Thanks for the ideas you share here. BTW, I don’t want to take away from Vensim by mentioning MCSim; I suspect the use of multiple tools can help us become better at this stuff. There was research by Bill Curtis at the old MCC that suggested a correlation between the number of languages a programmer used and the programmer’s skill at software. Perhaps the same thing applies to us.
Bill
Hi Bill –
I’m not familiar enough with MCSim to comment. A Kalman filter is essentially a Bayesian updating process for the model state, but I’m guessing that you mean something different. Now I’m curious …

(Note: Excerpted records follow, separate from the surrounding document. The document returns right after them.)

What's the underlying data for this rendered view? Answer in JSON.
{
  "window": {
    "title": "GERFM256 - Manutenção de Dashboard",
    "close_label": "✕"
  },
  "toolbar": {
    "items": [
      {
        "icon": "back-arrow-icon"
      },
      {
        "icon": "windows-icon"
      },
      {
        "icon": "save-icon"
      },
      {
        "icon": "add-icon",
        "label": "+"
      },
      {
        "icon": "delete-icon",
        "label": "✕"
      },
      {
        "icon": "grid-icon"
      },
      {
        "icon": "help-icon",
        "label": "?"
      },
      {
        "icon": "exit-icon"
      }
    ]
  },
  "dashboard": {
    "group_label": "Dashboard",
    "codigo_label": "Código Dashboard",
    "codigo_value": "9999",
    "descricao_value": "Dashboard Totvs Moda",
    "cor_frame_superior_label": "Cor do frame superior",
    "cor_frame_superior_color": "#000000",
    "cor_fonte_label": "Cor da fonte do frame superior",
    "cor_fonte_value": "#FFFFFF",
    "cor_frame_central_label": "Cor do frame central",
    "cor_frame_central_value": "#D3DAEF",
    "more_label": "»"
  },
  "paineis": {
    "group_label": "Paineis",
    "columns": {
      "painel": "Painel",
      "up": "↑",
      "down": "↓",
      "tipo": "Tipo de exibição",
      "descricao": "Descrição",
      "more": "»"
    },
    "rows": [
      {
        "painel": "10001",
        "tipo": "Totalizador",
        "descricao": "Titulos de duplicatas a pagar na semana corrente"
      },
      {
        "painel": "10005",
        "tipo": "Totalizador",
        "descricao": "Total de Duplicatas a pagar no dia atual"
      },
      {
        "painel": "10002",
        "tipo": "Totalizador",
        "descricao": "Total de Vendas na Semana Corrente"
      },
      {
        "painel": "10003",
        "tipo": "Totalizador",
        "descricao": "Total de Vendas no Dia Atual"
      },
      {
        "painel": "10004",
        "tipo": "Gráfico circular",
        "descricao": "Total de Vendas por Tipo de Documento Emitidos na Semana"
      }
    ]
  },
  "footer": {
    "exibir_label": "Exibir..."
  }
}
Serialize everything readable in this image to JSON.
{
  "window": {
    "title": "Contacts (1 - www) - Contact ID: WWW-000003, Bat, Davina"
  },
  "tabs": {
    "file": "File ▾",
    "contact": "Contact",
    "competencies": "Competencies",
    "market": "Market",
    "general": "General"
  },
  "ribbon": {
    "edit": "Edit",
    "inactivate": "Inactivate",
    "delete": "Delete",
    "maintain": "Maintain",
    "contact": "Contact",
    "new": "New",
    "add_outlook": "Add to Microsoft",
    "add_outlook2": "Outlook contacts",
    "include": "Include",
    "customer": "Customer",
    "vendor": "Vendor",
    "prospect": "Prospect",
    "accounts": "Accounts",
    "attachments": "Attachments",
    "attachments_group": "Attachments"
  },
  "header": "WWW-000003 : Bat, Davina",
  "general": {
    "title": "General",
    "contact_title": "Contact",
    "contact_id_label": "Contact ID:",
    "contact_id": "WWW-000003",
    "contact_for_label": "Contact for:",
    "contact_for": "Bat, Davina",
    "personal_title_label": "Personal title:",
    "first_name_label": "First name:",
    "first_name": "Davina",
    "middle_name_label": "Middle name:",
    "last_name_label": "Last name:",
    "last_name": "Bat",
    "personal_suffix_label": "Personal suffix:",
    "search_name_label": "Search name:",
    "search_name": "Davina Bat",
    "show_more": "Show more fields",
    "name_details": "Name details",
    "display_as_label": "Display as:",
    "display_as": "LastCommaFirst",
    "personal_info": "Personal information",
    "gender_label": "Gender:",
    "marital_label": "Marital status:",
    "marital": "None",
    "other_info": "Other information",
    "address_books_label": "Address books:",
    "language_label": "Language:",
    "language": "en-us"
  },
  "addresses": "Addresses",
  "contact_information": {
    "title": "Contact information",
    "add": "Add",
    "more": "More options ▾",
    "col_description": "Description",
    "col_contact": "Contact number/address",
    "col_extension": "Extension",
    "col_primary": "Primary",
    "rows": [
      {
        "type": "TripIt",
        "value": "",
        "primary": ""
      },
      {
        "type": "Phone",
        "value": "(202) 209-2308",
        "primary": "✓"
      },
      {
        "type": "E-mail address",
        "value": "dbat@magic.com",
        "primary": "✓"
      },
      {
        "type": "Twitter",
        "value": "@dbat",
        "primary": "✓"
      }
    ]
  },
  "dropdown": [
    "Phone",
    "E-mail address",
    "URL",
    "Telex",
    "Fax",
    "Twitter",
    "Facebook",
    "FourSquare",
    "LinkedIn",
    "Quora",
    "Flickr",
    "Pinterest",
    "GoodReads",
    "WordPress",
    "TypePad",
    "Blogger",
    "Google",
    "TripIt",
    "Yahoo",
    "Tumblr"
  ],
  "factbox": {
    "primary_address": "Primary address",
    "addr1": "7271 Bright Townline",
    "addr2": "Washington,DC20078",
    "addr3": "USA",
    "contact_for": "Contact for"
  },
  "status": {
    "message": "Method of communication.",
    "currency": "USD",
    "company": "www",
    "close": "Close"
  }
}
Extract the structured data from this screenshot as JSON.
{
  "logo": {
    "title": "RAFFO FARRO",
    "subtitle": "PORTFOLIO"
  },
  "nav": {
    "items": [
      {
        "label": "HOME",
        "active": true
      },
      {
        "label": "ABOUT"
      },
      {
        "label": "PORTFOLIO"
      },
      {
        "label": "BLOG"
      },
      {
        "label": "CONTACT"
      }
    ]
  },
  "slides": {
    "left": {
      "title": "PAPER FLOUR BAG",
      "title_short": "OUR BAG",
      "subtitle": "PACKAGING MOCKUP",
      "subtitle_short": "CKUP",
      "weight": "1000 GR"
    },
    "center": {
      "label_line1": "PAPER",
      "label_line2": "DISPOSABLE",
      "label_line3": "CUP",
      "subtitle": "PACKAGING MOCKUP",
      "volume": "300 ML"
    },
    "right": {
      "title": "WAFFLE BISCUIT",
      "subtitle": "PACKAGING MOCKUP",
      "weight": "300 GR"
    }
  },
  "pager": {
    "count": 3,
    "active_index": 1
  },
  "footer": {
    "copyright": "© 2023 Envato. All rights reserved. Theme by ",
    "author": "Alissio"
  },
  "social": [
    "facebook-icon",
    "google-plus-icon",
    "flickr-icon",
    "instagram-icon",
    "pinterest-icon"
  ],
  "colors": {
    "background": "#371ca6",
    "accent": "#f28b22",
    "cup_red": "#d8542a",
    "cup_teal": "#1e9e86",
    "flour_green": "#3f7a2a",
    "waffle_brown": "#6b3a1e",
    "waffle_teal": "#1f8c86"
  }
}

I used to have a bookmark to a modeling software package that aimed at total replicability, but I can’t find it at the moment. However, there are lots of ways to skin the cat. R scripts are fairly complete, for example.
Tom
Hi, Tom.
In essence, MCSim does what OpenBUGS (http://mathstat.helsinki.fi/openbugs/) does, except that it integrates that with a differential equation solver using the Gear algorithm. http://en.wikipedia.org/wiki/MCSim and http://fredomatic.free.fr/ describe it, and the manual is at http://www.gnu.org/software/mcsim/mcsim.html. http://www.gnu.org/software/mcsim/mcsim.html#SEC49 begins to describe the setup of the Bayesian analysis, although it really helps to know a bit about MCMC sampling first and perhaps to find a few of Frederic Bois’ journal articles. (It also helps to find the quick reference card on my site, if you want to use it as a DYNAMO equivalent.)
And, yes, R is often one’s good friend. While I’ve tended to use J both to set up more complex MCSim experiments and to analyze the data, I could have done that in R or Gnuplot, too, and R has a nice interface to OpenBUGS, as you probably know.
Bill
Perhaps put another way, I sense Vensim’s approach uses Bayesian analysis as developed for control theory, while MCSim uses Bayesian analysis as developed for physics. I’m curious if they give essentially the same results or if there are times to choose one or the other (and what those criteria might be).